Bob Bauer: On the Constitution A Mixed Bag

  • On: 11/25/2009 09:18:59
  • In: Appointments
  • by Victor Morawski

    When the President decided to appoint his own personal attorney, Robert Bauer, as White House Counsel, speculation erupted that he did so because Bauer is the same sort of far-left ideologue with which this president has time and again populated his administration. And such speculation is certainly not out of place.

    Bauer is the husband of recently departed Communications Director Anita Dunn — who raised a fire-storm of controversy by counting Mao Tse Tong among her favorite political philosophers. And he is a partner in a law firm, Perkins Coie, which has a long history of supporting far-left Democratic causes — and which, (not so coincidentally) investigated Obama nemesis Sarah Palin for alleged ethics violations in July.

    In short, while connubially, Bauer may play second fiddle to Chairman Mao, politically, he is a radical after Obama’s own heart.

    Bauer, who unapologetically considers himself to be “firmly on the left,” has on occasion appeared to take positions that some defenders of limited government could applaud.

    Offering concluding remarks at a recent academic conference, he called for less government involvement in the political process, especially as it relates to political speech over the airwaves, saying: “I do not agree with the current trend towards regulation in politics because I believe that salvation, including for those on my side of the political spectrum, lies in robust, uninhibited political activity without interference of the government.”

    But is this the real Bob Bauer? His actions as counsel for the Obama Campaign during the 2008 election say, “No.” Far from promoting uninhibited political free speech absent government interference, he actually threatened to involve government, in the form of the FCC, in revoking the licenses of television stations then airing a campaign commercial critical of Obama.

    Typical of the stealthy way this administration has operated, rather than just challenging the claims of the ad in free, open debate Bauer, by means of a threatening letter, instead attempted to restrict the free speech of those stations through prior restraint.

    Citing what he claimed to be “unarguable falsities” (so much for open discussion of the facts) in the ad’s portrayal of Obama’s position on the Second Amendment, Bauer demanded that the stations stop running an NRA financed advertisement for what he claimed to be the “public interest” and “(f)or the sake of … FCC licensing requirements”—a not-so-veiled threat!
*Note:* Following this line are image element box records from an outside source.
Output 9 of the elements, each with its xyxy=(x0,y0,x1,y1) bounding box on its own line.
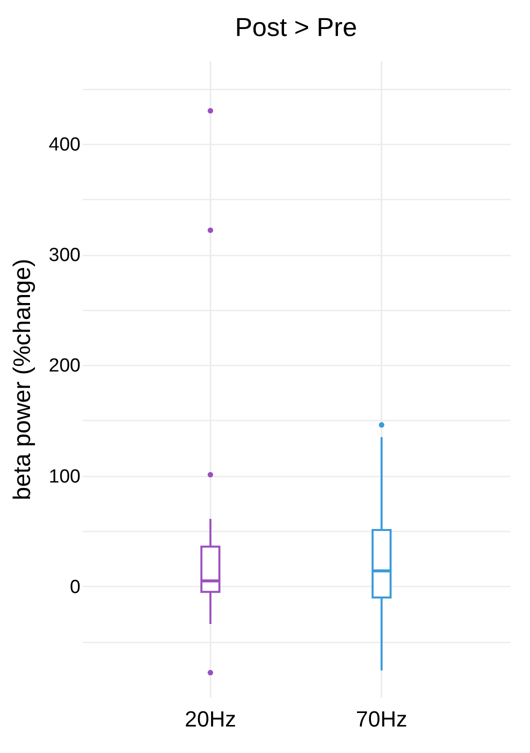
y-tick-label: 400 xyxy=(48,134,80,156)
y-axis-title: beta power (%change) xyxy=(8,258,36,500)
x-tick-label: 20Hz xyxy=(184,706,236,732)
y-tick-label: 0 xyxy=(70,576,80,598)
y-tick-label: 300 xyxy=(48,245,80,266)
chart-title: Post > Pre xyxy=(234,12,358,42)
y-tick-label: 200 xyxy=(48,356,80,377)
x-tick-label: 70Hz xyxy=(356,706,408,732)
y-tick-label: 100 xyxy=(48,466,80,488)
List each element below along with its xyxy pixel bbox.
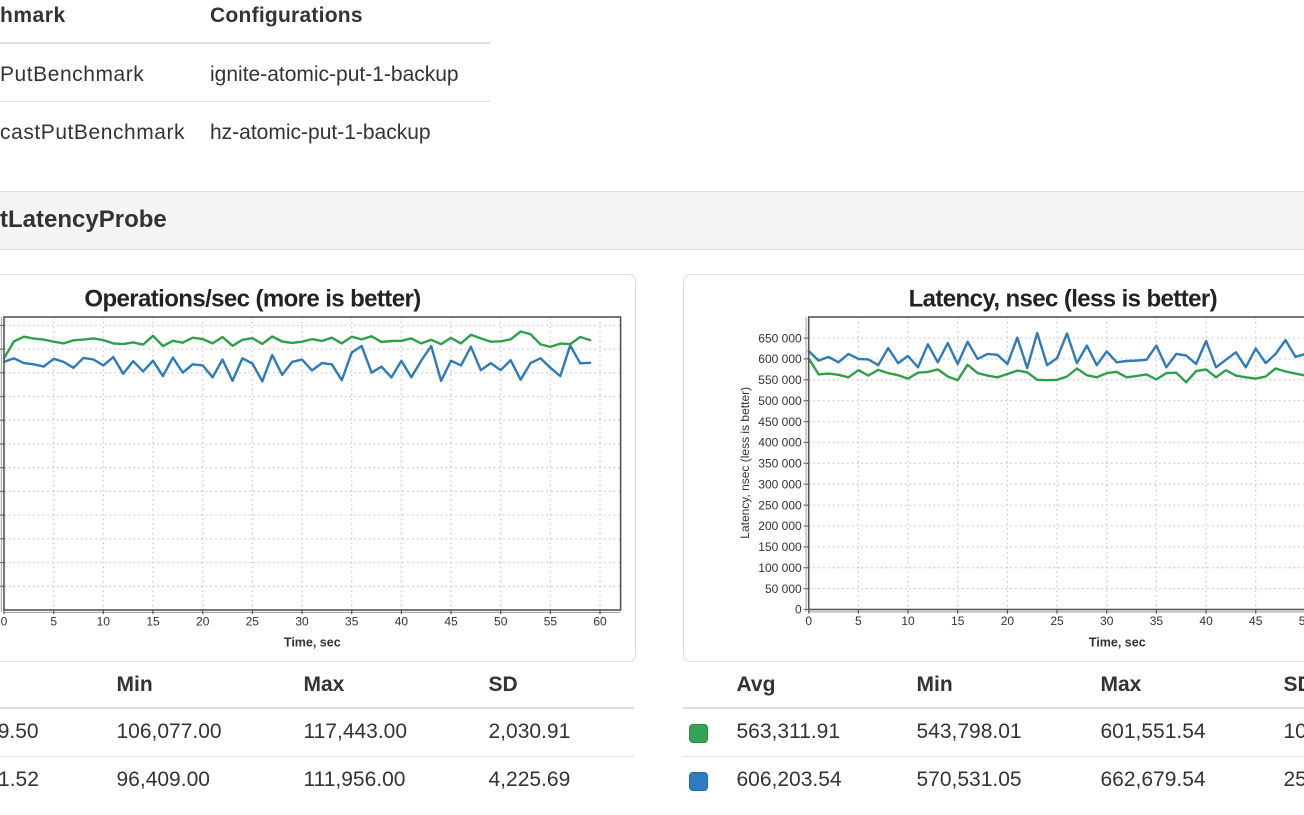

    And, lest they miss the point, he went on a page later, to reinforce it, claiming that, since the stations had the option not to air the ad, all responsibility for doing so would fall on them and may result in “an underlying abdication of licensee responsibility” to protect the public from supposedly “false, misleading or deceptive advertising.” Again, the stations were to adopt the Obama campaign’s position on the advertisement’s falsity because its claim to rightness in this was after all “unarguable.”

    Another clear indication of Bauer’s underlying disdain for constitutional safeguards may be found in his review of liberal Justice Stephen Breyer’s book Active Liberty: Interpreting Our Democratic Constitution. Bauer laments the fact that Breyer’s concept of “Active Liberty” is not “a form of unabashedly activist judging,” but is instead a concept which mixes judicial activism with judicial restraint in a way that Bauer finds “confused and contradictory.”

    By contrast Robert Bork, in reviewing the same book, considers Breyer’s “Active Liberty” to be nothing more than a “transparent justification for activism” masquerading as a “theory of interpretation.” What he instead finds to be a contradiction is reconciling Breyer’s call for judicial restraint emanating from the pages of his book with his real life “vigorous judicial activism” in areas like religious liberty, affirmative action and campaign finance.

    So, what can the American people expect from Barack Obama’s latest resident radical? If the past is, indeed, prologue, a White House prepared to attack free speech from every angle – and a Supreme Court increasingly committed to letting it, the Second Amendment notwithstanding.

    Victor Morawski, professor at Coppin State University, is a Liberty Features Syndicated writer.